The aforementioned results showed that isolates ADR1 and ADR2 isolated from denitrifying reactor were identified as B. cereus and B. tequilensis. The experimental results showed that B. cereus could reduce 29.46 mM of nitrate and degrade 4240 mg/L of organic matter within six days. However, B. tequilensis is less efficient and could reduce 13.82 mM of nitrate and 4500 mg/L of organic matter. In addition, B. cereus produced less biomass, avoiding clogging of wastewater treatment system. These results concerning B. cereus showed that the isolated bacterium could potentially remediate wastewater with high level of nitrate and organic matter (Moukhlissi et al., 2014).

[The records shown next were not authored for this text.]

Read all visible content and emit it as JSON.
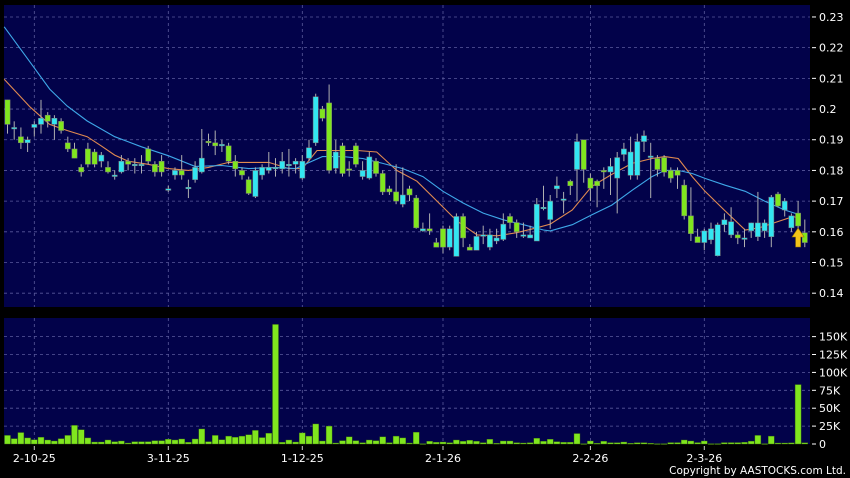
{
  "copyright": "Copyright by AASTOCKS.com Ltd.",
  "colors": {
    "background": "#000000",
    "plot_bg": "#02024a",
    "grid": "#5a5a9c",
    "up": "#33e6f2",
    "down": "#80e61e",
    "wick": "#b0b0b0",
    "ma_short": "#e08a50",
    "ma_long": "#3fa8e8",
    "volume": "#80e61e",
    "arrow": "#f2c318"
  },
  "chart_data": [
    {
      "type": "candlestick",
      "title": "",
      "y_ticks": [
        "0.23",
        "0.22",
        "0.21",
        "0.2",
        "0.19",
        "0.18",
        "0.17",
        "0.16",
        "0.15",
        "0.14"
      ],
      "y_tick_values": [
        0.23,
        0.22,
        0.21,
        0.2,
        0.19,
        0.18,
        0.17,
        0.16,
        0.15,
        0.14
      ],
      "ylim": [
        0.1355,
        0.2339
      ],
      "grid": true,
      "ohlc_fields": [
        "open",
        "high",
        "low",
        "close"
      ],
      "candles": [
        [
          0.203,
          0.203,
          0.192,
          0.195
        ],
        [
          0.194,
          0.196,
          0.19,
          0.194
        ],
        [
          0.191,
          0.194,
          0.187,
          0.189
        ],
        [
          0.189,
          0.191,
          0.186,
          0.19
        ],
        [
          0.194,
          0.196,
          0.191,
          0.195
        ],
        [
          0.195,
          0.203,
          0.192,
          0.197
        ],
        [
          0.198,
          0.199,
          0.194,
          0.196
        ],
        [
          0.195,
          0.198,
          0.19,
          0.197
        ],
        [
          0.196,
          0.197,
          0.192,
          0.193
        ],
        [
          0.189,
          0.191,
          0.186,
          0.187
        ],
        [
          0.187,
          0.189,
          0.184,
          0.184
        ],
        [
          0.181,
          0.182,
          0.178,
          0.1795
        ],
        [
          0.187,
          0.189,
          0.181,
          0.182
        ],
        [
          0.186,
          0.187,
          0.181,
          0.182
        ],
        [
          0.183,
          0.186,
          0.181,
          0.185
        ],
        [
          0.181,
          0.183,
          0.179,
          0.1795
        ],
        [
          0.1785,
          0.18,
          0.177,
          0.1785
        ],
        [
          0.1795,
          0.185,
          0.179,
          0.183
        ],
        [
          0.183,
          0.184,
          0.18,
          0.182
        ],
        [
          0.182,
          0.184,
          0.179,
          0.182
        ],
        [
          0.182,
          0.185,
          0.179,
          0.182
        ],
        [
          0.187,
          0.188,
          0.182,
          0.183
        ],
        [
          0.182,
          0.183,
          0.178,
          0.1795
        ],
        [
          0.183,
          0.185,
          0.178,
          0.1795
        ],
        [
          0.1735,
          0.175,
          0.173,
          0.174
        ],
        [
          0.1785,
          0.181,
          0.177,
          0.18
        ],
        [
          0.18,
          0.185,
          0.177,
          0.1785
        ],
        [
          0.1745,
          0.177,
          0.171,
          0.1745
        ],
        [
          0.177,
          0.183,
          0.176,
          0.181
        ],
        [
          0.1795,
          0.1935,
          0.179,
          0.184
        ],
        [
          0.1895,
          0.192,
          0.188,
          0.189
        ],
        [
          0.189,
          0.193,
          0.185,
          0.188
        ],
        [
          0.188,
          0.19,
          0.186,
          0.1885
        ],
        [
          0.188,
          0.189,
          0.182,
          0.183
        ],
        [
          0.183,
          0.185,
          0.178,
          0.1805
        ],
        [
          0.18,
          0.181,
          0.177,
          0.1785
        ],
        [
          0.177,
          0.178,
          0.172,
          0.1725
        ],
        [
          0.1715,
          0.181,
          0.171,
          0.18
        ],
        [
          0.1785,
          0.182,
          0.177,
          0.181
        ],
        [
          0.18,
          0.186,
          0.179,
          0.181
        ],
        [
          0.181,
          0.184,
          0.178,
          0.181
        ],
        [
          0.1805,
          0.186,
          0.179,
          0.183
        ],
        [
          0.182,
          0.187,
          0.178,
          0.182
        ],
        [
          0.182,
          0.184,
          0.179,
          0.183
        ],
        [
          0.1775,
          0.185,
          0.177,
          0.183
        ],
        [
          0.184,
          0.19,
          0.183,
          0.1874
        ],
        [
          0.189,
          0.205,
          0.188,
          0.204
        ],
        [
          0.2,
          0.201,
          0.196,
          0.197
        ],
        [
          0.202,
          0.208,
          0.179,
          0.18
        ],
        [
          0.1807,
          0.19,
          0.179,
          0.186
        ],
        [
          0.188,
          0.189,
          0.178,
          0.179
        ],
        [
          0.1805,
          0.183,
          0.178,
          0.18
        ],
        [
          0.188,
          0.189,
          0.181,
          0.182
        ],
        [
          0.178,
          0.183,
          0.177,
          0.18
        ],
        [
          0.1775,
          0.186,
          0.177,
          0.1844
        ],
        [
          0.183,
          0.184,
          0.178,
          0.179
        ],
        [
          0.179,
          0.18,
          0.172,
          0.173
        ],
        [
          0.174,
          0.175,
          0.172,
          0.173
        ],
        [
          0.173,
          0.182,
          0.169,
          0.17
        ],
        [
          0.169,
          0.181,
          0.168,
          0.172
        ],
        [
          0.174,
          0.175,
          0.17,
          0.172
        ],
        [
          0.171,
          0.172,
          0.161,
          0.1613
        ],
        [
          0.1603,
          0.163,
          0.16,
          0.161
        ],
        [
          0.161,
          0.166,
          0.159,
          0.1603
        ],
        [
          0.1565,
          0.158,
          0.155,
          0.155
        ],
        [
          0.161,
          0.162,
          0.153,
          0.155
        ],
        [
          0.155,
          0.162,
          0.154,
          0.161
        ],
        [
          0.152,
          0.166,
          0.152,
          0.165
        ],
        [
          0.165,
          0.166,
          0.155,
          0.158
        ],
        [
          0.155,
          0.156,
          0.154,
          0.154
        ],
        [
          0.154,
          0.16,
          0.154,
          0.1585
        ],
        [
          0.159,
          0.162,
          0.156,
          0.159
        ],
        [
          0.155,
          0.161,
          0.154,
          0.159
        ],
        [
          0.157,
          0.161,
          0.156,
          0.158
        ],
        [
          0.1575,
          0.166,
          0.157,
          0.1625
        ],
        [
          0.165,
          0.166,
          0.161,
          0.163
        ],
        [
          0.163,
          0.164,
          0.158,
          0.16
        ],
        [
          0.159,
          0.163,
          0.158,
          0.159
        ],
        [
          0.158,
          0.162,
          0.158,
          0.159
        ],
        [
          0.157,
          0.171,
          0.157,
          0.169
        ],
        [
          0.168,
          0.175,
          0.167,
          0.168
        ],
        [
          0.164,
          0.172,
          0.161,
          0.17
        ],
        [
          0.174,
          0.178,
          0.171,
          0.175
        ],
        [
          0.1705,
          0.173,
          0.166,
          0.1707
        ],
        [
          0.1765,
          0.177,
          0.172,
          0.175
        ],
        [
          0.1803,
          0.192,
          0.17,
          0.1894
        ],
        [
          0.19,
          0.19,
          0.176,
          0.1803
        ],
        [
          0.1775,
          0.179,
          0.17,
          0.1742
        ],
        [
          0.1765,
          0.177,
          0.168,
          0.175
        ],
        [
          0.18,
          0.181,
          0.174,
          0.1795
        ],
        [
          0.1795,
          0.184,
          0.172,
          0.1813
        ],
        [
          0.1775,
          0.186,
          0.166,
          0.1842
        ],
        [
          0.1852,
          0.189,
          0.183,
          0.187
        ],
        [
          0.1784,
          0.191,
          0.177,
          0.186
        ],
        [
          0.1784,
          0.192,
          0.177,
          0.1894
        ],
        [
          0.1894,
          0.193,
          0.186,
          0.1913
        ],
        [
          0.1847,
          0.189,
          0.171,
          0.1847
        ],
        [
          0.1839,
          0.185,
          0.178,
          0.1803
        ],
        [
          0.1842,
          0.185,
          0.178,
          0.1794
        ],
        [
          0.18,
          0.181,
          0.176,
          0.1775
        ],
        [
          0.18,
          0.181,
          0.174,
          0.1784
        ],
        [
          0.1752,
          0.177,
          0.164,
          0.1652
        ],
        [
          0.1652,
          0.1745,
          0.157,
          0.1594
        ],
        [
          0.1584,
          0.161,
          0.157,
          0.1565
        ],
        [
          0.1565,
          0.161,
          0.154,
          0.1603
        ],
        [
          0.1574,
          0.163,
          0.156,
          0.161
        ],
        [
          0.1522,
          0.163,
          0.152,
          0.1623
        ],
        [
          0.1623,
          0.166,
          0.16,
          0.1639
        ],
        [
          0.159,
          0.168,
          0.158,
          0.1633
        ],
        [
          0.159,
          0.16,
          0.156,
          0.158
        ],
        [
          0.158,
          0.161,
          0.155,
          0.158
        ],
        [
          0.1603,
          0.163,
          0.158,
          0.1629
        ],
        [
          0.1584,
          0.173,
          0.157,
          0.1629
        ],
        [
          0.1603,
          0.164,
          0.158,
          0.1629
        ],
        [
          0.1584,
          0.172,
          0.155,
          0.1713
        ],
        [
          0.1723,
          0.173,
          0.168,
          0.1684
        ],
        [
          0.1671,
          0.171,
          0.165,
          0.17
        ],
        [
          0.1613,
          0.166,
          0.16,
          0.1652
        ],
        [
          0.1661,
          0.17,
          0.16,
          0.1619
        ],
        [
          0.1597,
          0.164,
          0.155,
          0.1565
        ]
      ],
      "moving_averages": [
        {
          "color_key": "ma_short",
          "points": [
            [
              -0.5,
              0.2097
            ],
            [
              3.4,
              0.2006
            ],
            [
              6.3,
              0.195
            ],
            [
              8.9,
              0.193
            ],
            [
              11.9,
              0.191
            ],
            [
              14,
              0.188
            ],
            [
              16,
              0.185
            ],
            [
              18,
              0.183
            ],
            [
              21,
              0.182
            ],
            [
              24,
              0.1806
            ],
            [
              27,
              0.18
            ],
            [
              30,
              0.181
            ],
            [
              33,
              0.1826
            ],
            [
              36,
              0.1826
            ],
            [
              39,
              0.1826
            ],
            [
              42,
              0.1806
            ],
            [
              44,
              0.1806
            ],
            [
              46.2,
              0.1865
            ],
            [
              49.2,
              0.1865
            ],
            [
              52.2,
              0.1865
            ],
            [
              55.1,
              0.186
            ],
            [
              58.1,
              0.18
            ],
            [
              61.1,
              0.1765
            ],
            [
              64.1,
              0.17
            ],
            [
              67.1,
              0.1635
            ],
            [
              70.1,
              0.159
            ],
            [
              73.1,
              0.1587
            ],
            [
              76,
              0.1597
            ],
            [
              79,
              0.1613
            ],
            [
              81,
              0.1625
            ],
            [
              84.3,
              0.1671
            ],
            [
              87.2,
              0.1748
            ],
            [
              90.2,
              0.1787
            ],
            [
              93.2,
              0.1823
            ],
            [
              96.2,
              0.1839
            ],
            [
              98.1,
              0.1845
            ],
            [
              100.1,
              0.1839
            ],
            [
              102.2,
              0.178
            ],
            [
              104.1,
              0.1732
            ],
            [
              107.1,
              0.1668
            ],
            [
              110.1,
              0.1606
            ],
            [
              112.2,
              0.1613
            ],
            [
              115.2,
              0.1635
            ],
            [
              117.3,
              0.165
            ],
            [
              118.3,
              0.1642
            ]
          ]
        },
        {
          "color_key": "ma_long",
          "points": [
            [
              -0.5,
              0.2268
            ],
            [
              3.4,
              0.2152
            ],
            [
              6.3,
              0.2065
            ],
            [
              8.9,
              0.201
            ],
            [
              11.9,
              0.1961
            ],
            [
              16,
              0.191
            ],
            [
              20,
              0.1877
            ],
            [
              24,
              0.1848
            ],
            [
              28,
              0.1813
            ],
            [
              32,
              0.1816
            ],
            [
              36,
              0.1806
            ],
            [
              40,
              0.181
            ],
            [
              43,
              0.1806
            ],
            [
              44,
              0.1816
            ],
            [
              47,
              0.1845
            ],
            [
              50,
              0.1845
            ],
            [
              53,
              0.1839
            ],
            [
              56,
              0.1823
            ],
            [
              59,
              0.1806
            ],
            [
              62,
              0.178
            ],
            [
              65,
              0.1732
            ],
            [
              68,
              0.1694
            ],
            [
              71,
              0.1661
            ],
            [
              74,
              0.1639
            ],
            [
              77,
              0.1623
            ],
            [
              80,
              0.1606
            ],
            [
              81,
              0.1603
            ],
            [
              84.3,
              0.1623
            ],
            [
              87.2,
              0.1655
            ],
            [
              90.2,
              0.1687
            ],
            [
              93.2,
              0.1735
            ],
            [
              96.2,
              0.178
            ],
            [
              98.1,
              0.18
            ],
            [
              100.1,
              0.18
            ],
            [
              102.2,
              0.179
            ],
            [
              104.1,
              0.1774
            ],
            [
              107.1,
              0.1752
            ],
            [
              110.1,
              0.1732
            ],
            [
              113,
              0.17
            ],
            [
              116,
              0.1671
            ],
            [
              118.3,
              0.1655
            ]
          ]
        }
      ],
      "marker": {
        "type": "up-arrow",
        "candle": 118
      }
    },
    {
      "type": "bar",
      "title": "",
      "y_ticks": [
        "150K",
        "125K",
        "100K",
        "75K",
        "50K",
        "25K",
        "0"
      ],
      "y_tick_values": [
        150,
        125,
        100,
        75,
        50,
        25,
        0
      ],
      "unit": "K",
      "ylim": [
        0,
        176
      ],
      "grid": true,
      "values": [
        12,
        7.5,
        16,
        8.5,
        6,
        9.4,
        5.6,
        4.2,
        7.5,
        12,
        26,
        20,
        8.5,
        2.8,
        2.8,
        5.6,
        3.3,
        4.2,
        1.4,
        3.3,
        3.3,
        3.3,
        4.7,
        4.7,
        6.6,
        5.6,
        7,
        2.4,
        7,
        21,
        3.3,
        12,
        6,
        11,
        9.4,
        11,
        13,
        19,
        9,
        15,
        167,
        2.4,
        5.6,
        2.8,
        15.5,
        11,
        28,
        4.2,
        25,
        1.4,
        4.7,
        10,
        4.7,
        1.9,
        5.6,
        4.7,
        10,
        1.9,
        11,
        8.5,
        1.4,
        16.5,
        0.5,
        3.8,
        2.4,
        2.8,
        1.9,
        5.6,
        3.8,
        5.2,
        3.8,
        1.9,
        6.6,
        1,
        4.2,
        4.2,
        1.9,
        1.4,
        1.9,
        8,
        3.8,
        6.6,
        3.3,
        2.4,
        2.4,
        14.6,
        0.5,
        4.2,
        1,
        3.8,
        1.9,
        1.9,
        2.8,
        1,
        1.9,
        1.9,
        1,
        0.5,
        0.5,
        2,
        2,
        5.6,
        4.2,
        2,
        4.2,
        0.5,
        0.5,
        2,
        2,
        2,
        2.4,
        4,
        12,
        0.5,
        11,
        1.4,
        1.4,
        1.6,
        83,
        1.8
      ]
    }
  ],
  "x_ticks": [
    "2-10-25",
    "3-11-25",
    "1-12-25",
    "2-1-26",
    "2-2-26",
    "2-3-26"
  ]
}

This study indicated that biofilm EPS was biodegradable by its own producers as well as by other microorganisms. Based on the aforementioned experimental evidence, we infer that the following events occurred during the EPS biodegradability study (Figure 13). The removal efficiency of COD and nitrate and production of EPS was closely related with the type of support media. The PVC1 and PVC2 were favorable for the biofilm formation and therefore a better efficiency of wastewater treatment was obtained.

The authors have not declared any conflict of interests.